Ringfort (Rath), Glenleigh, Co. Cork
Co. Cork |
Ringforts
Some of the most telling archaeological sites in Ireland are the ones that no longer exist above ground.
At Glenleigh in County Cork, a ringfort, known in Irish as a rath, once stood on the northern edge of a steep drop down to the Owenbaun River valley. A rath is a roughly circular earthen enclosure, typically dating from the early medieval period, built as a farmstead and defended by one or more raised banks and ditches. This one measured approximately thirty metres in diameter, a modest but typical size. Today, there is nothing left to see. The land has been levelled, and the pasture gives no indication that anything ever stood here.

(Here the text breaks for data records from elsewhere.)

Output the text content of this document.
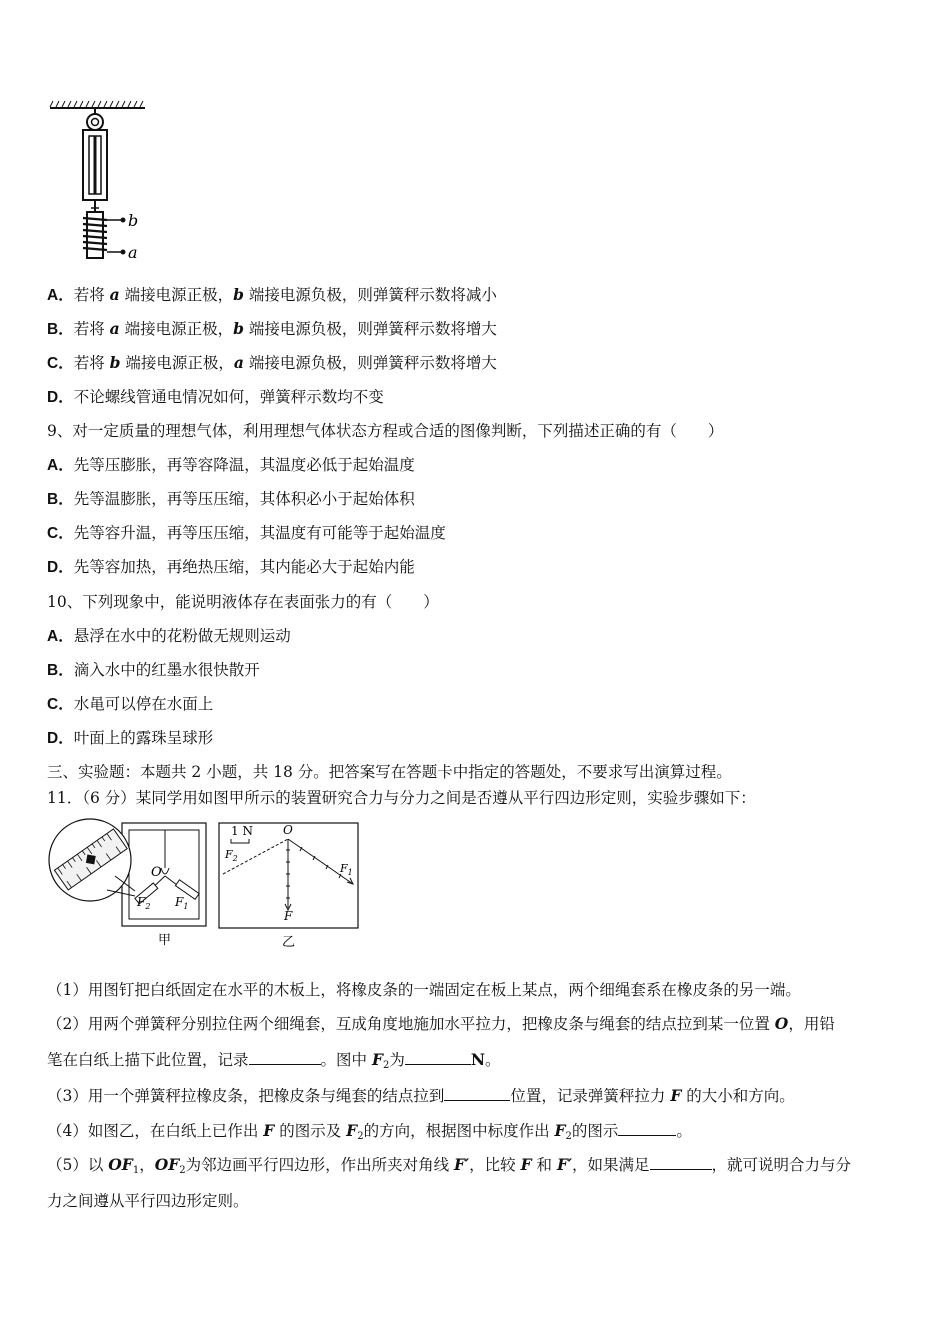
b
a
A．若将 a 端接电源正极，b 端接电源负极，则弹簧秤示数将减小
B．若将 a 端接电源正极，b 端接电源负极，则弹簧秤示数将增大
C．若将 b 端接电源正极，a 端接电源负极，则弹簧秤示数将增大
D．不论螺线管通电情况如何，弹簧秤示数均不变
9、对一定质量的理想气体，利用理想气体状态方程或合适的图像判断，下列描述正确的有（　　）
A．先等压膨胀，再等容降温，其温度必低于起始温度
B．先等温膨胀，再等压压缩，其体积必小于起始体积
C．先等容升温，再等压压缩，其温度有可能等于起始温度
D．先等容加热，再绝热压缩，其内能必大于起始内能
10、下列现象中，能说明液体存在表面张力的有（　　）
A．悬浮在水中的花粉做无规则运动
B．滴入水中的红墨水很快散开
C．水黾可以停在水面上
D．叶面上的露珠呈球形
三、实验题：本题共 2 小题，共 18 分。把答案写在答题卡中指定的答题处，不要求写出演算过程。
11．（6 分）某同学用如图甲所示的装置研究合力与分力之间是否遵从平行四边形定则，实验步骤如下：
O
$F_2$ $F_1$
甲
1 N
$F_2$
O
F
$F_1$
乙
（1）用图钉把白纸固定在水平的木板上，将橡皮条的一端固定在板上某点，两个细绳套系在橡皮条的另一端。
（2）用两个弹簧秤分别拉住两个细绳套，互成角度地施加水平拉力，把橡皮条与绳套的结点拉到某一位置 O，用铅
笔在白纸上描下此位置，记录	。图中 $F_2$为	N。
（3）用一个弹簧秤拉橡皮条，把橡皮条与绳套的结点拉到	位置，记录弹簧秤拉力 F 的大小和方向。
（4）如图乙，在白纸上已作出 F 的图示及 $F_2$的方向，根据图中标度作出 $F_2$的图示	。
（5）以 $OF_1$，$OF_2$为邻边画平行四边形，作出所夹对角线 F′，比较 F 和 F′，如果满足	，就可说明合力与分
力之间遵从平行四边形定则。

What makes the site quietly significant is the paper trail left by the Ordnance Survey. The 1842 six-inch map shows the enclosure clearly, rendered in the hachured style that cartographers of the period used to suggest earthworks and raised ground. By the time the same area was mapped again in 1904 and 1936, only an arc running from the north to the south-east was still being recorded, suggesting that by then the earthwork had already been substantially reduced. The progression across three maps tells a familiar story of gradual agricultural clearance, the kind of slow erasure that happened to hundreds of similar sites across Munster over the nineteenth and twentieth centuries. The valley of the Owenbaun River below would have made this a practical location for an early farmer, with water close by and a natural defensive advantage provided by the steep slope to the south.